Mr. Donahue was born in Englewood, New Jersey, on Nov. 15, 1965, and grew up in Aberdeen, N.J. He attended St John Vianney High School in Holmdel, NJ, and the University of Delaware, graduating in 1988. He married Virginia Anne Kirk on March 7, 1992, in Dover, Del.
Mr. Donahue leaves behind his wife Virginia and two sons, Peter, 18, and Robert (Kelly), 15, all of Eagleville; his mother, Maureen Donahue, of Aberdeen, NJ; a brother, Christopher Donahue, of Atlantic Highlands, NJ, and a sister, Susanne Underwood, of Tinton Falls, NJ; five nieces and nephews; 812 Twitter followers (he’d appreciate it if his posthumous follower total reached 1,000. His username is @kevdonahue); and a three-year-running streak as coach of the champions of the local high-school rec basketball league. He requests that former team members serve as pallbearers—except Shane Burke; he sometimes had trouble holding on to the ball.
Mr. Donahue loved his family dearly, and his fondest wishes were that his children grow up to be good and loving people and that he and his wife enjoy together the adventure of life after the kids left home. At this point, the best he can hope for is 1 of 2.
“He was very level-headed and at times it could bug the shit out of me—don’t even get me started on his flat affect when I was emotional,” said Ms. Kirk. “But though our approaches differed, we shared a set of values and a perspective. We were a good team and, gosh, I loved him. Did I mention the sex? Incredible.
“Excuse me, but I think I’m gonna cry now.”
Services for Mr. Donahue will be held this Saturday, Nov. 24, at Wellsprings Congregation, with a brief reception afterward at the family’s Eagleville home. Leftover turkey sandwiches will be served, as well as several kinds of beer (Ms. Kirk says it all needs to go or her 18-year-old son will be in to it like stink on a skunk).

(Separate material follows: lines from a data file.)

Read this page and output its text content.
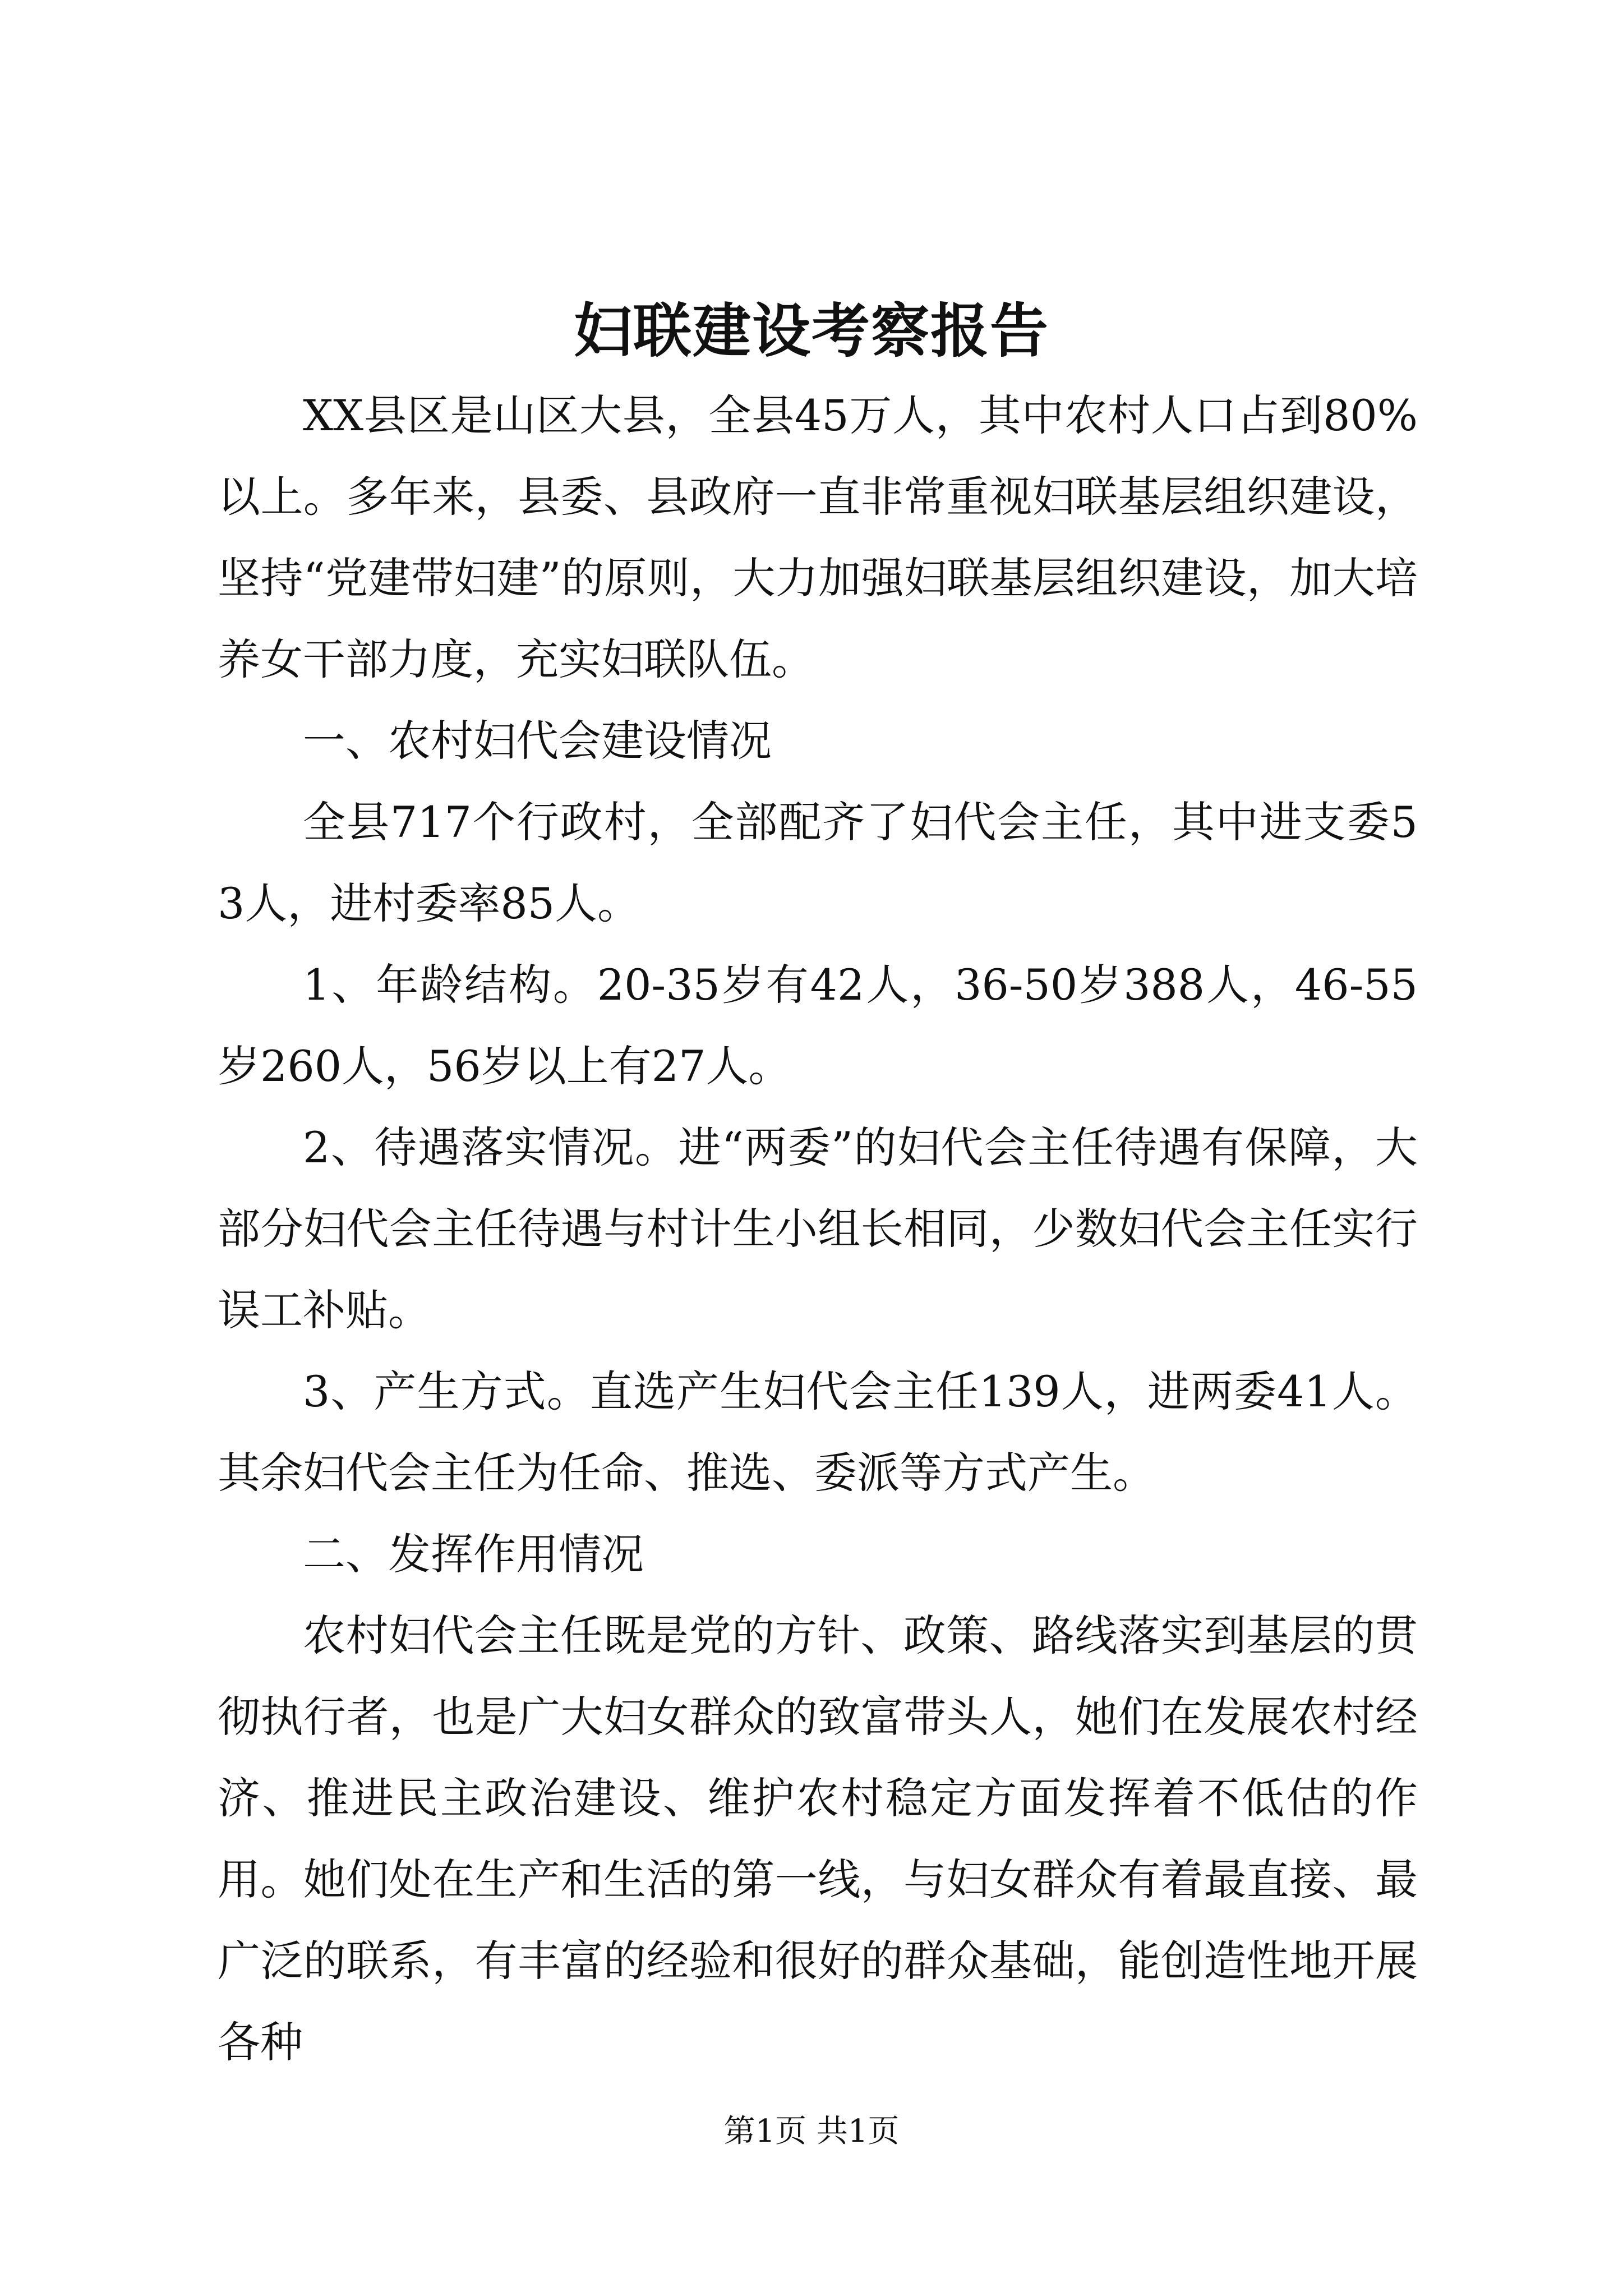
妇联建设考察报告

XX县区是山区大县，全县45万人，其中农村人口占到80%以上。多年来，县委、县政府一直非常重视妇联基层组织建设，坚持“党建带妇建”的原则，大力加强妇联基层组织建设，加大培养女干部力度，充实妇联队伍。

一、农村妇代会建设情况

全县717个行政村，全部配齐了妇代会主任，其中进支委53人，进村委率85人。

1、年龄结构。20-35岁有42人，36-50岁388人，46-55岁260人，56岁以上有27人。

2、待遇落实情况。进“两委”的妇代会主任待遇有保障，大部分妇代会主任待遇与村计生小组长相同，少数妇代会主任实行误工补贴。

3、产生方式。直选产生妇代会主任139人，进两委41人。其余妇代会主任为任命、推选、委派等方式产生。

二、发挥作用情况

农村妇代会主任既是党的方针、政策、路线落实到基层的贯彻执行者，也是广大妇女群众的致富带头人，她们在发展农村经济、推进民主政治建设、维护农村稳定方面发挥着不低估的作用。她们处在生产和生活的第一线，与妇女群众有着最直接、最广泛的联系，有丰富的经验和很好的群众基础，能创造性地开展各种

第1页 共1页
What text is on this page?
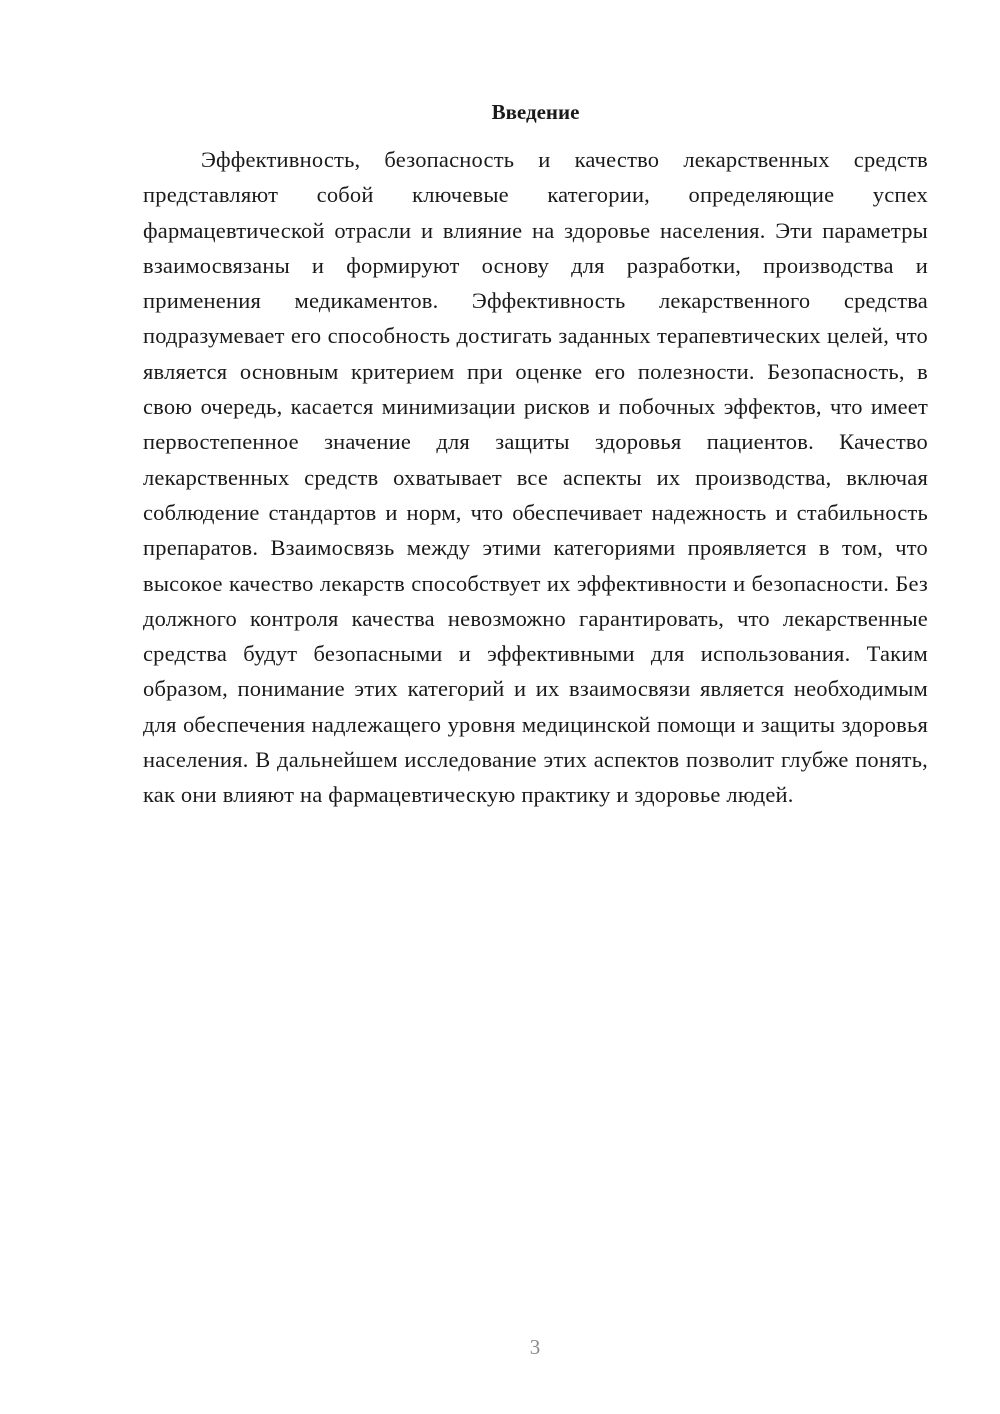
Введение

Эффективность, безопасность и качество лекарственных средств представляют собой ключевые категории, определяющие успех фармацевтической отрасли и влияние на здоровье населения. Эти параметры взаимосвязаны и формируют основу для разработки, производства и применения медикаментов. Эффективность лекарственного средства подразумевает его способность достигать заданных терапевтических целей, что является основным критерием при оценке его полезности. Безопасность, в свою очередь, касается минимизации рисков и побочных эффектов, что имеет первостепенное значение для защиты здоровья пациентов. Качество лекарственных средств охватывает все аспекты их производства, включая соблюдение стандартов и норм, что обеспечивает надежность и стабильность препаратов. Взаимосвязь между этими категориями проявляется в том, что высокое качество лекарств способствует их эффективности и безопасности. Без должного контроля качества невозможно гарантировать, что лекарственные средства будут безопасными и эффективными для использования. Таким образом, понимание этих категорий и их взаимосвязи является необходимым для обеспечения надлежащего уровня медицинской помощи и защиты здоровья населения. В дальнейшем исследование этих аспектов позволит глубже понять, как они влияют на фармацевтическую практику и здоровье людей.

3
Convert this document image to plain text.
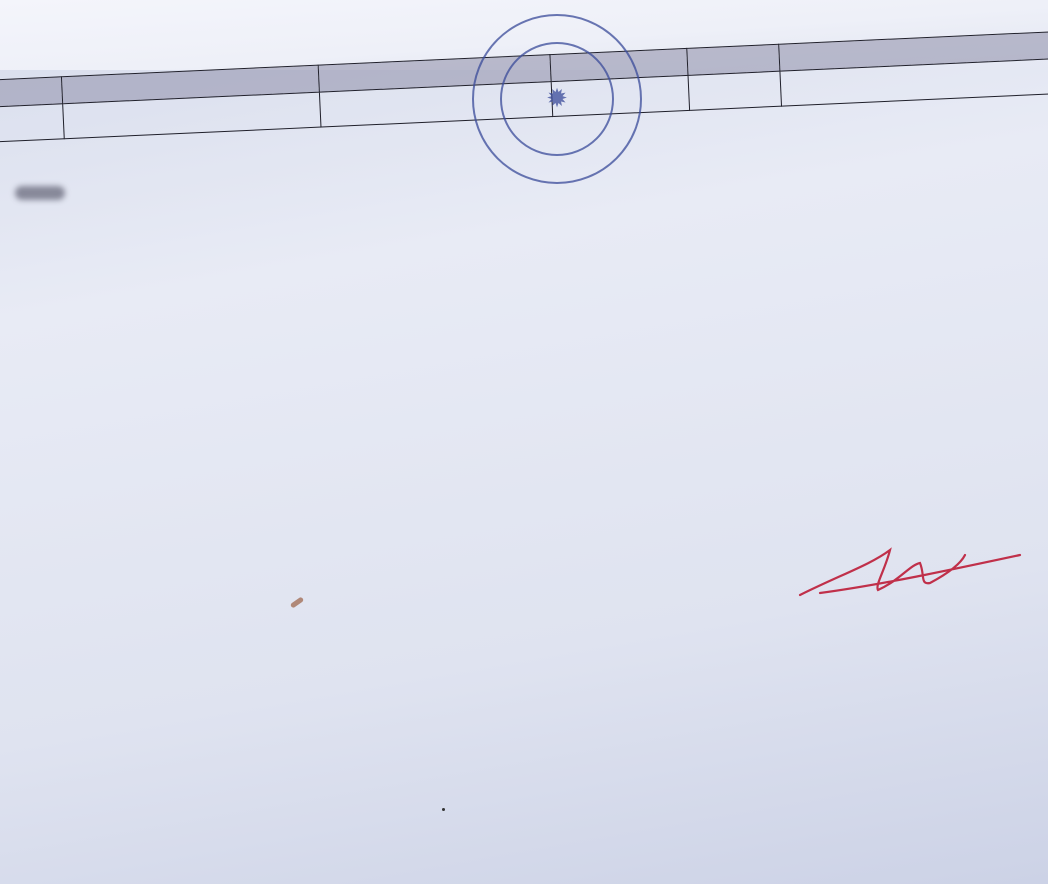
✹
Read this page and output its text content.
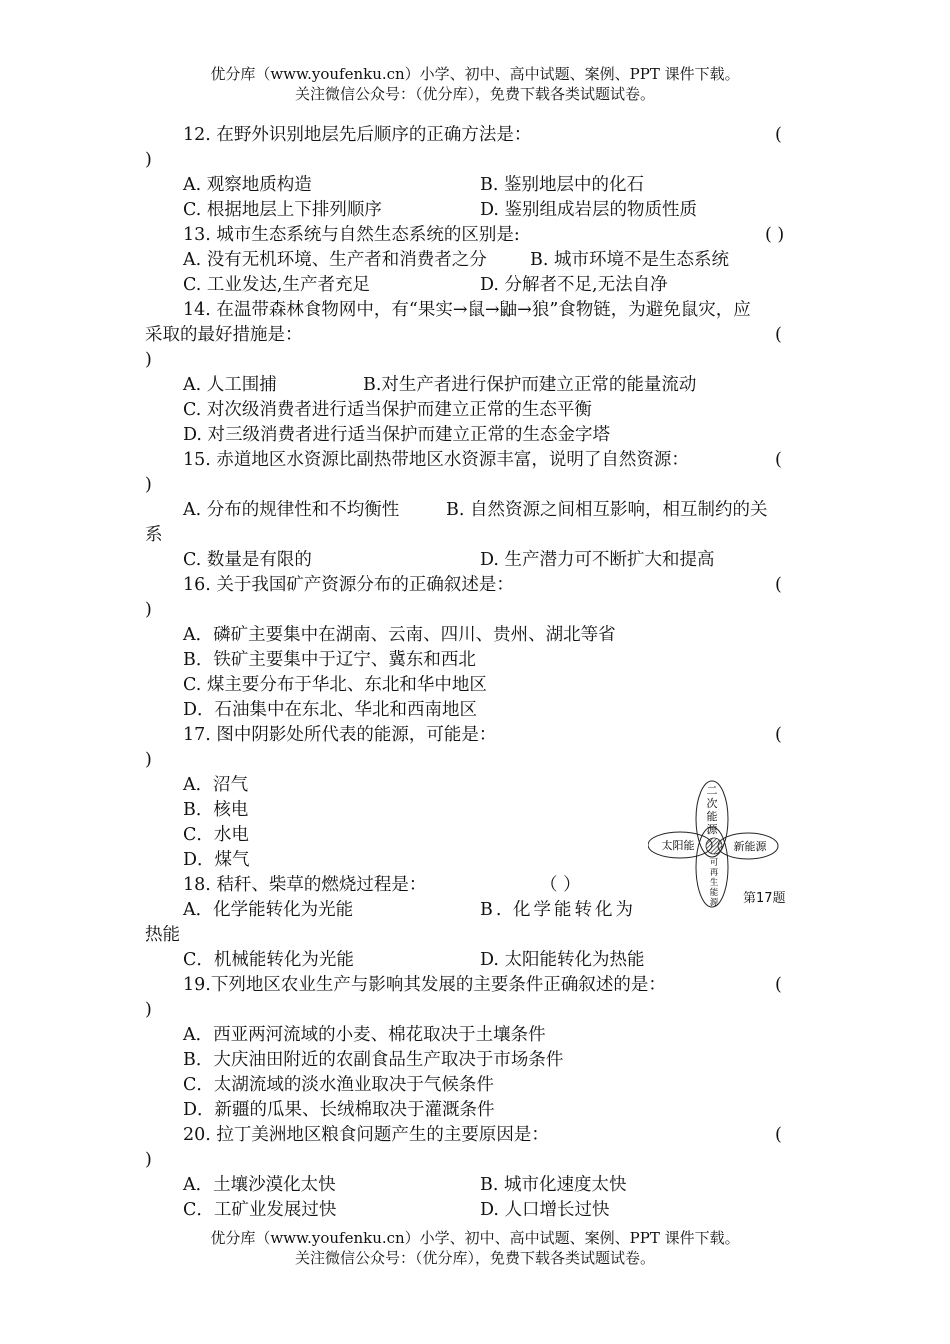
优分库（www.youfenku.cn）小学、初中、高中试题、案例、PPT 课件下载。
关注微信公众号：（优分库），免费下载各类试题试卷。
12. 在野外识别地层先后顺序的正确方法是：	(
)
A. 观察地质构造	B. 鉴别地层中的化石
C. 根据地层上下排列顺序	D. 鉴别组成岩层的物质性质
13. 城市生态系统与自然生态系统的区别是:	( )
A. 没有无机环境、生产者和消费者之分 B. 城市环境不是生态系统
C. 工业发达,生产者充足	D. 分解者不足,无法自净
14. 在温带森林食物网中，有“果实→鼠→鼬→狼”食物链，为避免鼠灾，应
采取的最好措施是：	(
)
A. 人工围捕	B.对生产者进行保护而建立正常的能量流动
C. 对次级消费者进行适当保护而建立正常的生态平衡
D. 对三级消费者进行适当保护而建立正常的生态金字塔
15. 赤道地区水资源比副热带地区水资源丰富，说明了自然资源：	(
)
A. 分布的规律性和不均衡性	B. 自然资源之间相互影响，相互制约的关
系
C. 数量是有限的	D. 生产潜力可不断扩大和提高
16. 关于我国矿产资源分布的正确叙述是：	(
)
A．磷矿主要集中在湖南、云南、四川、贵州、湖北等省
B．铁矿主要集中于辽宁、冀东和西北
C. 煤主要分布于华北、东北和华中地区
D．石油集中在东北、华北和西南地区
17. 图中阴影处所代表的能源，可能是：	(
)
A．沼气
B．核电
C．水电
D．煤气
二
次
能
源
太阳能	新能源
可
再
生
能
源 第17题
18. 秸秆、柴草的燃烧过程是：	（ ）
A．化学能转化为光能	B. 化学能转化为
热能
C．机械能转化为光能	D. 太阳能转化为热能
19.下列地区农业生产与影响其发展的主要条件正确叙述的是：	(
)
A．西亚两河流域的小麦、棉花取决于土壤条件
B．大庆油田附近的农副食品生产取决于市场条件
C．太湖流域的淡水渔业取决于气候条件
D．新疆的瓜果、长绒棉取决于灌溉条件
20. 拉丁美洲地区粮食问题产生的主要原因是：	(
)
A．土壤沙漠化太快	B. 城市化速度太快
C．工矿业发展过快	D. 人口增长过快
优分库（www.youfenku.cn）小学、初中、高中试题、案例、PPT 课件下载。
关注微信公众号：（优分库），免费下载各类试题试卷。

Mr. Donahue was a journalist and collector of writings and thoughts. His personal blog included the following two quotes, which would be good items for his tombstone, but it’s unlikely he’ll end up in the ground, as he thought that caskets and cemeteries were pretty inhuman places for one’s body to spend a thousand years. He preferred a cardboard box, maybe one that held a large appliance—a TV, perhaps—and an unmarked spot tucked in to the backyard, near the trees. Anyway, the quotes:
Anyone who thinks sitting in church can make you a Christian must also think that sitting in a garage can make you a car. — Garrison Keillor
Don’t ask what the world needs. Ask what makes you come alive, and go do it. Because what the world needs is people who have come alive. — Howard Thurman
Instructions for Kevin’s service
- I’d have it at Wellsprings
- Ken Beldon can officiate
- Kent Matthies gets 10 minutes
- My brother and sister can have all the time they want, but can’t talk about the time Sue scared me and I dropped Chris on his head from the bunk bed.
- I’d like somebody to gather up my 10 best analogies ever
- Anybody can say whatever they want. Just keep it quick. This service should be shorter than it will be. This service needs an editor, and I won’t be around.
- The music. I leave it to Matt Gordon to make the final decisions, but I’d like him to play “What’s So Funny ‘Bout Peace, Love & Understanding,” Mark Hart to sing “Orange Sky” by Alexei Murdoch and the Wellsprings band to play “We Are Marching in the Light of God” at the end, but only with the English words. My relatives won’t go for the African stuff.